Don't Forget to Remember

I wonder if other parents fight the same fights with their kids that we fight with ours. I can only assume you have the same conversations in your home that we have in ours.

Do you ever tell your kids to remember to do something? And when you tell them that, do they ever respond, "Yeah. I know"? And after they have told you that they know, do they fail to do it anyway?!

Maddening, isn't it?

As every parent knows, sometimes "Remember" doesn't simply mean to not forget or to know you've heard it before. Sometimes "remember" means to act. Pick up your shoes. Put your dishes into the dishwasher. Hang up your clothes. Do your homework. "Yeah, I know."
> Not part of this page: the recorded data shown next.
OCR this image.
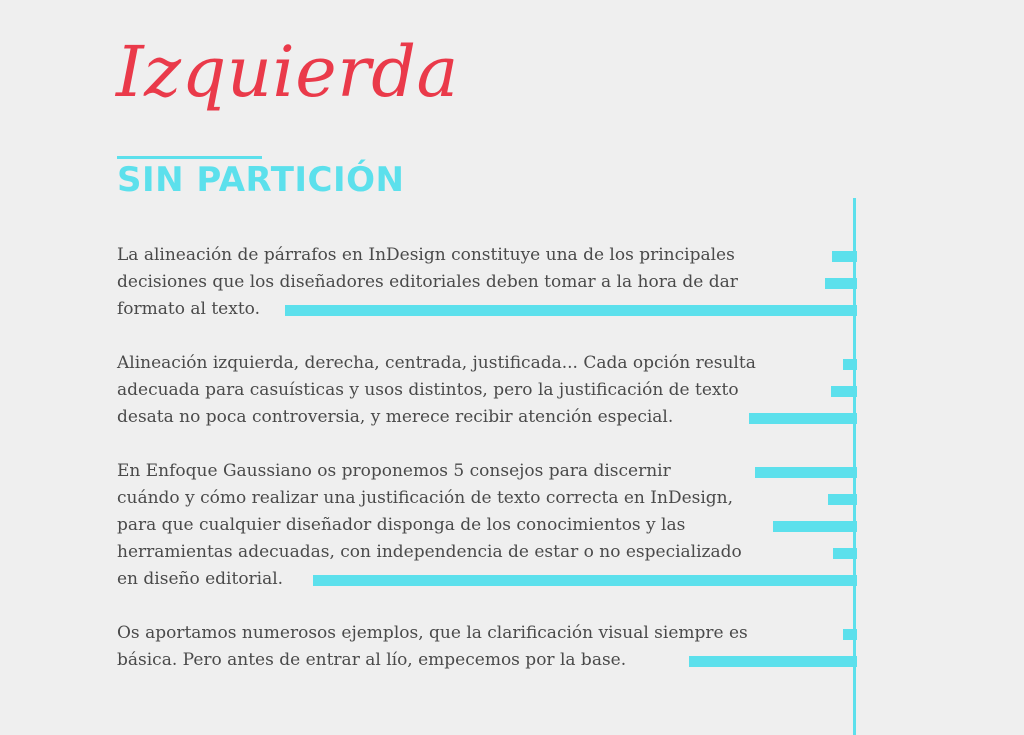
Izquierda
SIN PARTICIÓN
La alineación de párrafos en InDesign constituye una de los principales
decisiones que los diseñadores editoriales deben tomar a la hora de dar
formato al texto.
Alineación izquierda, derecha, centrada, justificada... Cada opción resulta
adecuada para casuísticas y usos distintos, pero la justificación de texto
desata no poca controversia, y merece recibir atención especial.
En Enfoque Gaussiano os proponemos 5 consejos para discernir
cuándo y cómo realizar una justificación de texto correcta en InDesign,
para que cualquier diseñador disponga de los conocimientos y las
herramientas adecuadas, con independencia de estar o no especializado
en diseño editorial.
Os aportamos numerosos ejemplos, que la clarificación visual siempre es
básica. Pero antes de entrar al lío, empecemos por la base.
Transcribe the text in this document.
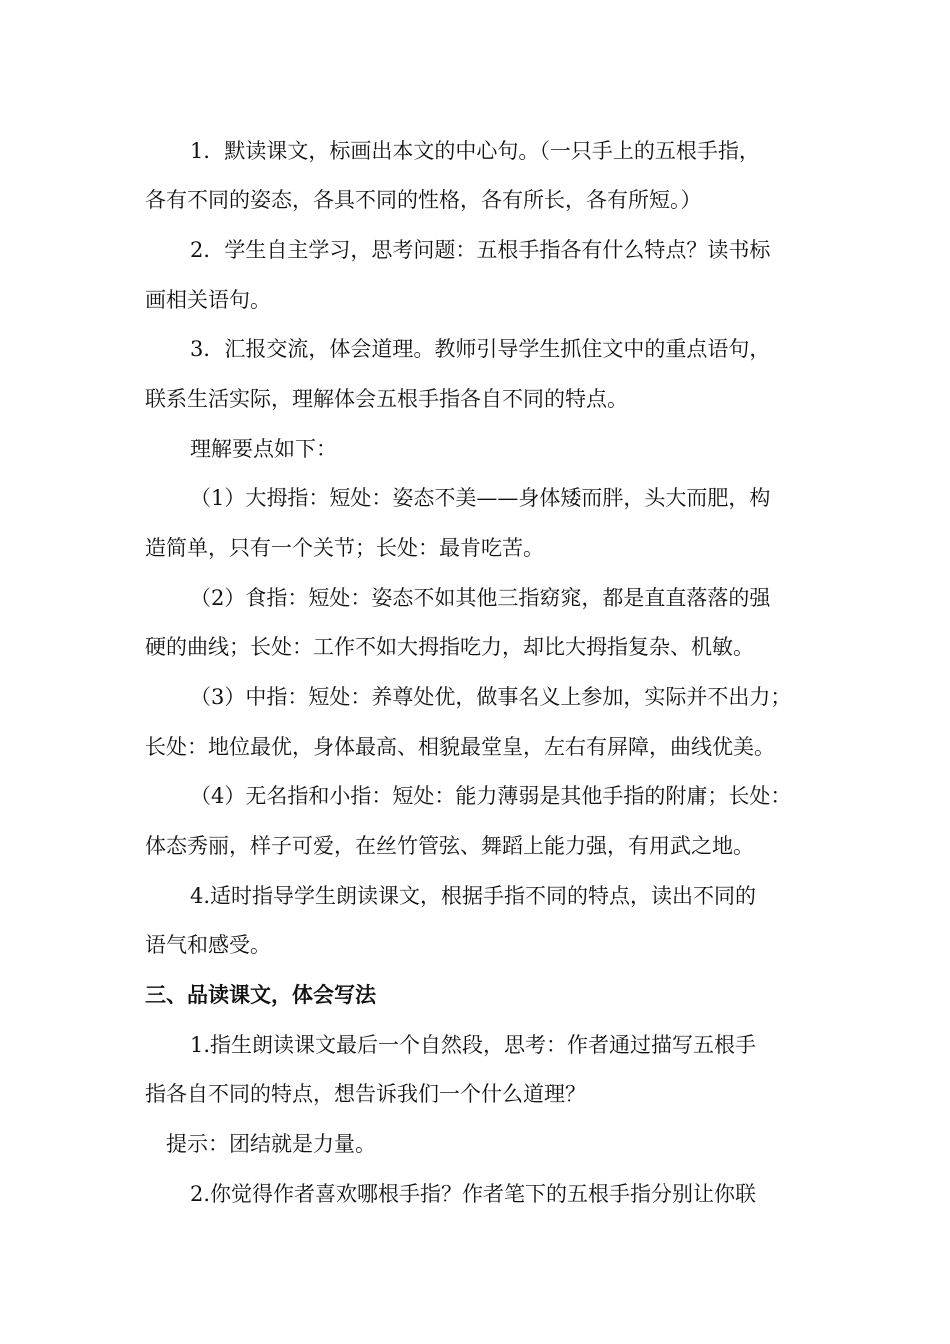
1．默读课文，标画出本文的中心句。（一只手上的五根手指，
各有不同的姿态，各具不同的性格，各有所长，各有所短。）
2．学生自主学习，思考问题：五根手指各有什么特点？读书标
画相关语句。
3．汇报交流，体会道理。教师引导学生抓住文中的重点语句，
联系生活实际，理解体会五根手指各自不同的特点。
理解要点如下：
（1）大拇指：短处：姿态不美——身体矮而胖，头大而肥，构
造简单，只有一个关节；长处：最肯吃苦。
（2）食指：短处：姿态不如其他三指窈窕，都是直直落落的强
硬的曲线；长处：工作不如大拇指吃力，却比大拇指复杂、机敏。
（3）中指：短处：养尊处优，做事名义上参加，实际并不出力；
长处：地位最优，身体最高、相貌最堂皇，左右有屏障，曲线优美。
（4）无名指和小指：短处：能力薄弱是其他手指的附庸；长处：
体态秀丽，样子可爱，在丝竹管弦、舞蹈上能力强，有用武之地。
4.适时指导学生朗读课文，根据手指不同的特点，读出不同的
语气和感受。
三、品读课文，体会写法
1.指生朗读课文最后一个自然段，思考：作者通过描写五根手
指各自不同的特点，想告诉我们一个什么道理？
提示：团结就是力量。
2.你觉得作者喜欢哪根手指？作者笔下的五根手指分别让你联
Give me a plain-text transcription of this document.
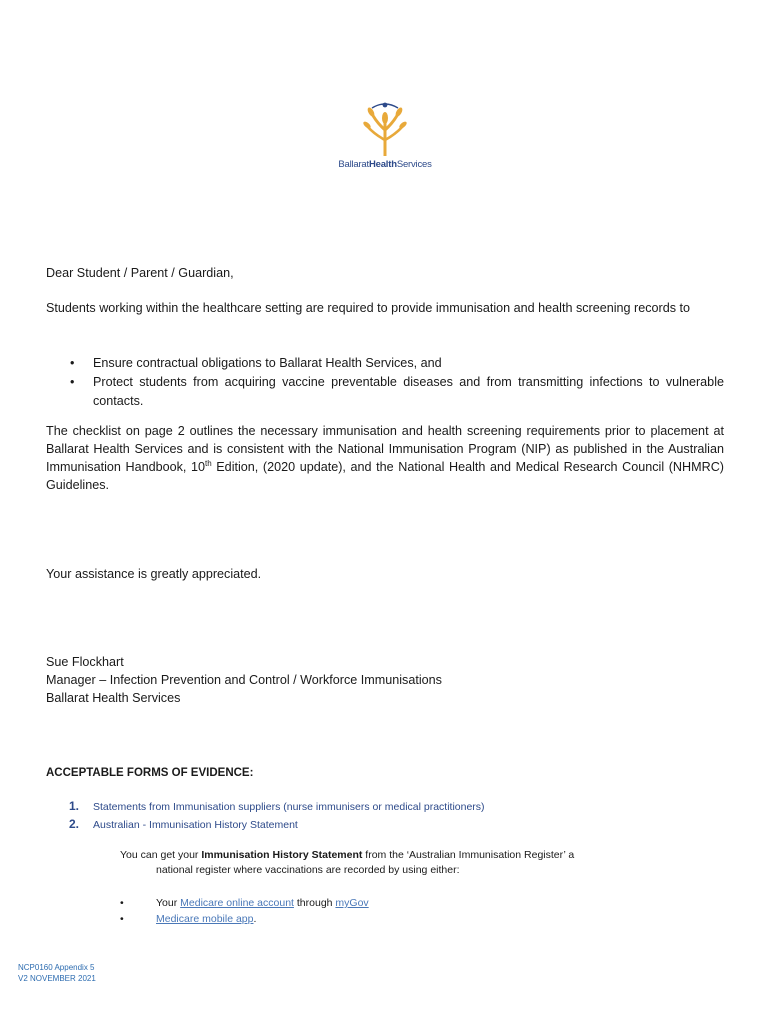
BallaratHealthServices
Dear Student / Parent / Guardian,
Students working within the healthcare setting are required to provide immunisation and health screening records to
• Ensure contractual obligations to Ballarat Health Services, and
• Protect students from acquiring vaccine preventable diseases and from transmitting infections to vulnerable contacts.
The checklist on page 2 outlines the necessary immunisation and health screening requirements prior to placement at Ballarat Health Services and is consistent with the National Immunisation Program (NIP) as published in the Australian Immunisation Handbook, 10th Edition, (2020 update), and the National Health and Medical Research Council (NHMRC) Guidelines.
Your assistance is greatly appreciated.
Sue Flockhart
Manager – Infection Prevention and Control / Workforce Immunisations
Ballarat Health Services
ACCEPTABLE FORMS OF EVIDENCE:
1. Statements from Immunisation suppliers (nurse immunisers or medical practitioners)
2. Australian - Immunisation History Statement
You can get your Immunisation History Statement from the ‘Australian Immunisation Register’ a
national register where vaccinations are recorded by using either:
• Your Medicare online account through myGov
• Medicare mobile app.
NCP0160 Appendix 5
V2 NOVEMBER 2021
One of my favorite passages in all of the Bible is in Exodus 2:24. The Hebrew people have been enslaved. Generation after generation is born into captivity. They must have begun to feel like this was their lot in life forever. They cried out to God. And nothing seems to be happening. He was like the teen ager: They told Him, but he wasn't responding.

Amidst years and years of inactivity, one little, seemingly harmless verse shows up.

God heard their groaning and he remembered his covenant with Abraham, Isaac, and Jacob.

"Big deal!"

You ask, "Who cares if God simply remembers?!"

Oh, but that isn't the end. The remembering means God is getting ready to act. Things are about to change.

And God isn't the only one who is called to remember. In the Book of Ecclesiastes we read...

Remember your Creator in the days of your youth,
before the days of trouble come
and the years approach when you will say, "I find no pleasure in them".
Remember him - before the silver cord is severed,
or the golden bowl is broken;
before the pitcher is shattered at the spring,
or the wheel broken at the well,
and the dust returns to the ground it came from,
and the spirit returns to God who gave it.
(Ecclesiastes 12:1, 6-7)

What does all that mean? Read what one scholar writes about this passage:

"Solomon urged people to live responsibly before death comes. He refers to two common figures of light ('golden lamp') and water (see Ps. 36:8-9 for a similar use of those two figures). The dissolution of the body is suggested by light being extinguished: the silver cord holding a golden bowl (in which the light burns) snaps and the bowl is broken. Death is also referred to by water being unavailable: the pitcher which holds water is shattered and the wheel by which it is drawn from the well is broken." (Donald Glenn)

Someday your life will end. Don't wait till the silver cord breaks and the bowl shatters. Remember your Creator now. Learn who your Creator is. Discover what your Creator is like. Begin to reflect your Creator's character in the world. Begin to live out the destiny for which you were born. Don't forget to remember.

One day the spirit will return to God who gave it. I want to plan ahead and be ready for the day I'll give an account for this life I've been given. How 'bout you?